Pop music reflects within-individual changes … on a global scale – Free Of Reality

(Right away I want to clarify: I will be using ‘old songs‘ to refer to the hits of the 1960-1990, and ‘new songs‘ to refer to mostly 2000-2018.)

I was listening, one day, to Rob Orbison‘s You Got It on repeat, until I decided to switch it up and changed to Dua Lipa’s Electricity. 

The switch got me thinking about something I’d never considered before. Both songs were (or are, as in the case of Electricity) popular in their own time and appealed to a wide audience, all while being so very similar, yet so very different. And it wasn’t because of the obvious differences in gender, sub-genre, musical era … The only way I can define that thing, is through their relatable-ness: most people can relate to the song –> it sells well –> it becomes a hit and a part of the cultural history. Logically, then, if most people find the song relatable, it must also be able to tell us not only about what was popular or what was happening in the world at the time of its release, but the changes that happened within an individual as a result of the changing environment. Right?

The fact that both of them are happy love songs helps in making this comparison fairer than if I used songs of different emotions. Plus, writers usually write happy songs when they’re in a good place in their lives and so it should also tell us how people felt ‘on a good day’, i.e. when everything felt normal.

I later played more of the ‘old’ and ‘new’ songs to figure out how they made me feel in order to better understand how all people, as a group, must have felt inside at the time. Here’s what came to my mind as I listened to them:


Light, simple and uncomplicated. Yet clever and emotional, effectively delivering the message. I could play them on repeat for hours before I even start to feel tired. And that still would come slowly and gradually.
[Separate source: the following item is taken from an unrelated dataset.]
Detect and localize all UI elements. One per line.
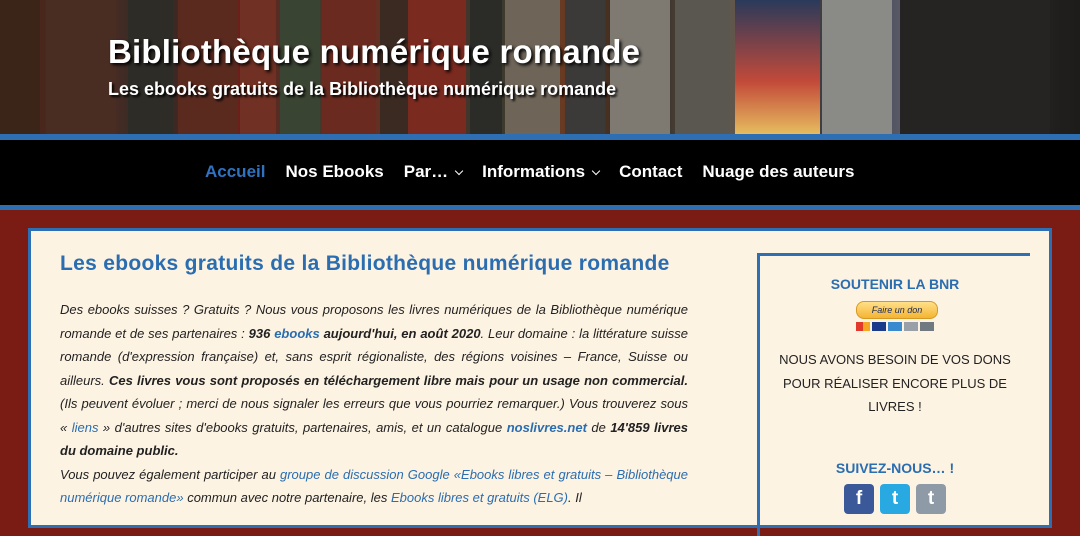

So fast. So heavy. The rhythm changes several times throughout a three-minute song. Unexpected plot twists. A very defined, powerful beat that seems to resemble the heart, beating like crazy in a stressful life-or-death situation. Even the song’s emotion changes throughout. After just a few hours of this roller-coaster, exhaustion and confusion plummets down on me, pressing me to the ground.
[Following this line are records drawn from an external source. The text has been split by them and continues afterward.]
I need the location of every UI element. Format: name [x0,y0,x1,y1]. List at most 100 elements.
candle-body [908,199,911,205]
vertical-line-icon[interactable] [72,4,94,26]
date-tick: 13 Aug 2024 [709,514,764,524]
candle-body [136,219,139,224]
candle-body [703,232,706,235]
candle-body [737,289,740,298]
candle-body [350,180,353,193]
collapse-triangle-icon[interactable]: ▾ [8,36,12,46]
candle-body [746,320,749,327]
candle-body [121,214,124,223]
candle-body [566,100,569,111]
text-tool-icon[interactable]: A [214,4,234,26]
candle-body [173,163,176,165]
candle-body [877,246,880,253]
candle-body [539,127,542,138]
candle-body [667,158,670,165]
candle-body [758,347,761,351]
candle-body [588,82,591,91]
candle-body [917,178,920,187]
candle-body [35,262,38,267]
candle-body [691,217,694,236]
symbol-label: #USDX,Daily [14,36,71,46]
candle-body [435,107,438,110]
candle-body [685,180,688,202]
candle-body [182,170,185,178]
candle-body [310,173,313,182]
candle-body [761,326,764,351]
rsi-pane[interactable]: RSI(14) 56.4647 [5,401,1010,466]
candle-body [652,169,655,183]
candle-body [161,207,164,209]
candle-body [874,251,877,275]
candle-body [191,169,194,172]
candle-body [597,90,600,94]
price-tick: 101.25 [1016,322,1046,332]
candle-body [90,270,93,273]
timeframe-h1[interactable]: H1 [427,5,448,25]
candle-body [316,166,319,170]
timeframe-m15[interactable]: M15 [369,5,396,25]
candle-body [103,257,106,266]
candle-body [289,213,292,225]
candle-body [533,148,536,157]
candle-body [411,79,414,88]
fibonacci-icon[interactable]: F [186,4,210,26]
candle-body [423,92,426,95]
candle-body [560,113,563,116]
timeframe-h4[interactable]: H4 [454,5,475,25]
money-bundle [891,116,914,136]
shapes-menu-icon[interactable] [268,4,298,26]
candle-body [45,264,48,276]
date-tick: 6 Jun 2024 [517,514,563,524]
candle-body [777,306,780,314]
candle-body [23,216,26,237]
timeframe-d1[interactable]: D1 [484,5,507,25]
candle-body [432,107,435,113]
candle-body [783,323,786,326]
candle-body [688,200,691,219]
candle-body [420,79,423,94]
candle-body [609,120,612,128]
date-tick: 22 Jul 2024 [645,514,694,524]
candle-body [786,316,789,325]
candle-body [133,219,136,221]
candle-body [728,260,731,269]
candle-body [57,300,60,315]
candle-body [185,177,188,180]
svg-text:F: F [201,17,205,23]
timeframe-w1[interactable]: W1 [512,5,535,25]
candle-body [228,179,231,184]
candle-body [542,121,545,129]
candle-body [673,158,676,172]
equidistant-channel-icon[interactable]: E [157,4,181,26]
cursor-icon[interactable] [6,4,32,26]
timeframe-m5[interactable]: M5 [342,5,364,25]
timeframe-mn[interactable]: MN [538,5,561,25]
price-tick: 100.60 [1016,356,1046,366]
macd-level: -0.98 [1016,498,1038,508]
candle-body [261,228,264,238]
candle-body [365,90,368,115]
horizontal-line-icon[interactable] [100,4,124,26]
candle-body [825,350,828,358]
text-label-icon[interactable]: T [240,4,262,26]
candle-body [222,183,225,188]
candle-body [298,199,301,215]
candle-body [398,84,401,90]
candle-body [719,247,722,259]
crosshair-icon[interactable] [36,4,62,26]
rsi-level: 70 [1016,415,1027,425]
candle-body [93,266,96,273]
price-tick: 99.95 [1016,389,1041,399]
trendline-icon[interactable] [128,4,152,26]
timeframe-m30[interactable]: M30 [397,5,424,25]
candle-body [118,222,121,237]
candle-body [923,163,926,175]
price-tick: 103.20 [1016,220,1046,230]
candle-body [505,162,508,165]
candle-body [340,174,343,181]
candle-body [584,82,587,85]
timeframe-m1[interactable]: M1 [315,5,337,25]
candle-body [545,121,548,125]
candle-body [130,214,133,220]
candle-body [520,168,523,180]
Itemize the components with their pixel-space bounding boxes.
What does it say about our lives today, then?

Why exactly the same thing: the average Joe’s and average Jane’s average lives today are fast-paced, quick-changing, challenging, uncertain, exhausting and overwhelming.

And I don’t think contemporary song writers intentionally create songs that reflect how complicated human existence has become–not most of them, at least. Why it has become so, whether it’s because we constantly demand excellence from ourselves and others, or because it’s natural selection, adjusting its minimum requirements as we go, is another topic.
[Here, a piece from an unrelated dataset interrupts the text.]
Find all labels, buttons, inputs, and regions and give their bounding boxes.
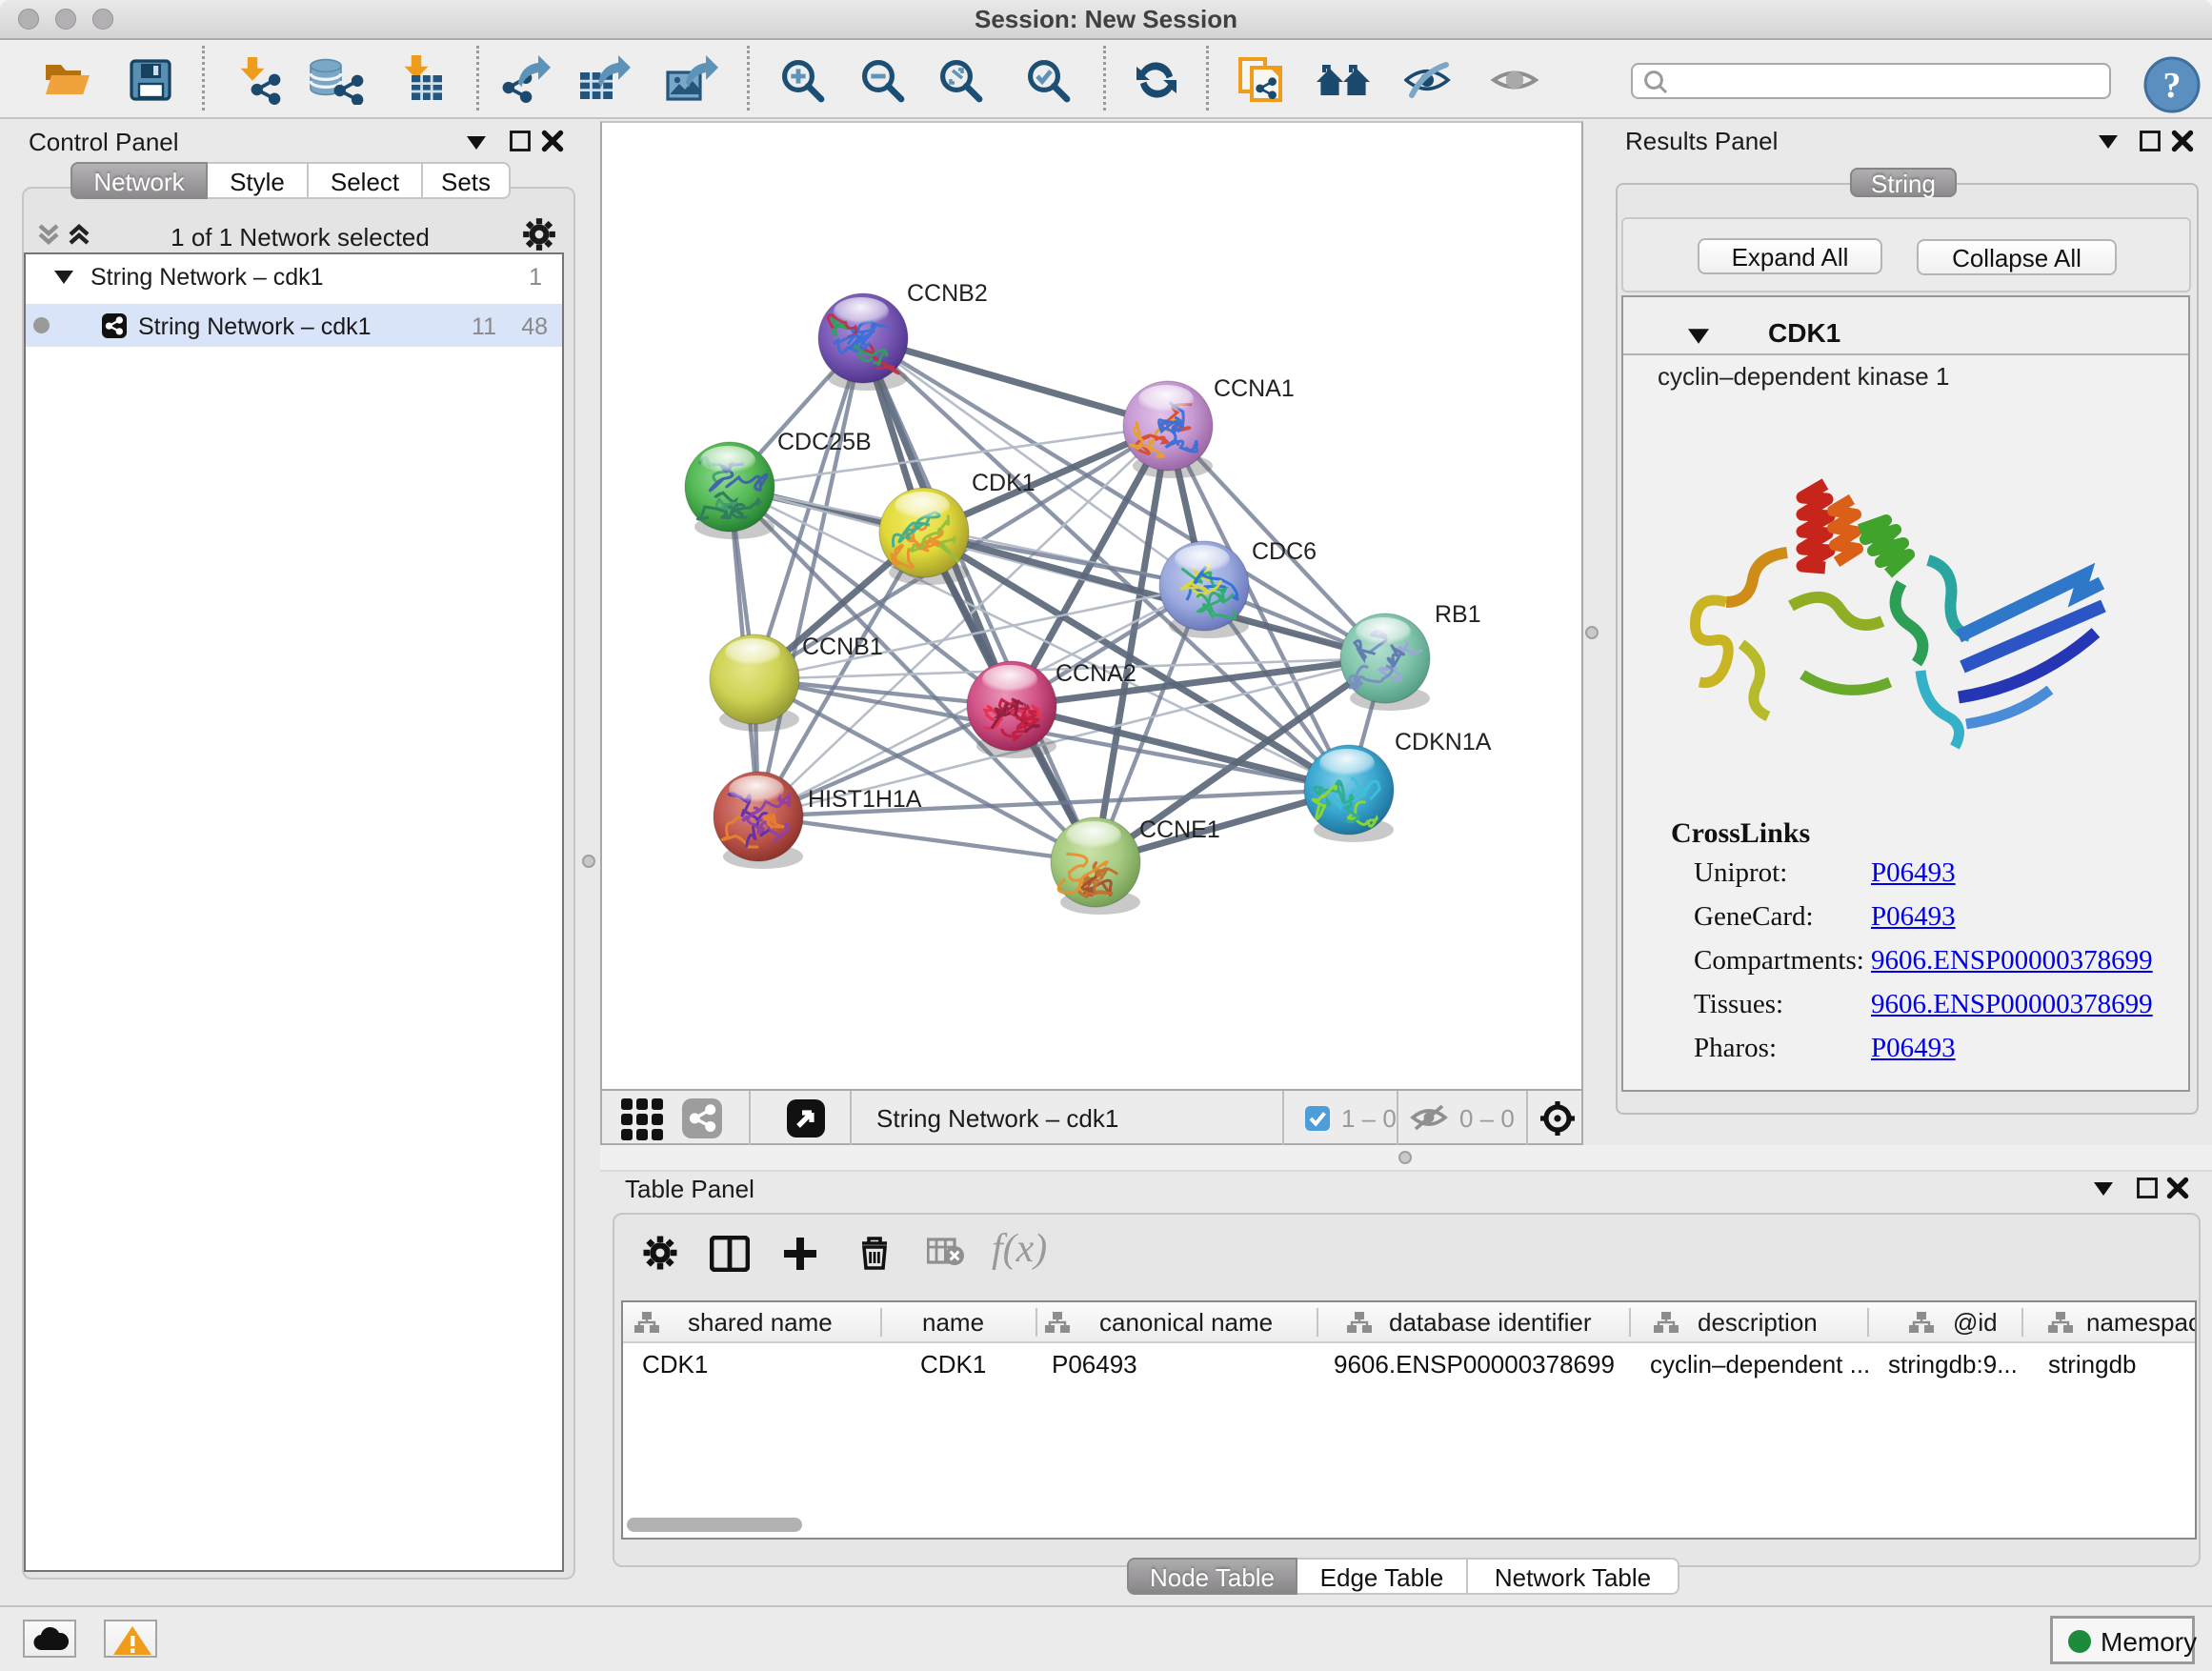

I guess the bottom line of my rambling here is, I have realized that every song, good or bad, is just another human’s attempt to make sense of the world around and the feelings inside. And that made me listen with less judgment to today’s pop songs that are so successful but seem so meaningless. Because maybe we write such songs to give ourselves a break from the chaos that is our life, and we write the meaningful ones to reflect the chaos itself.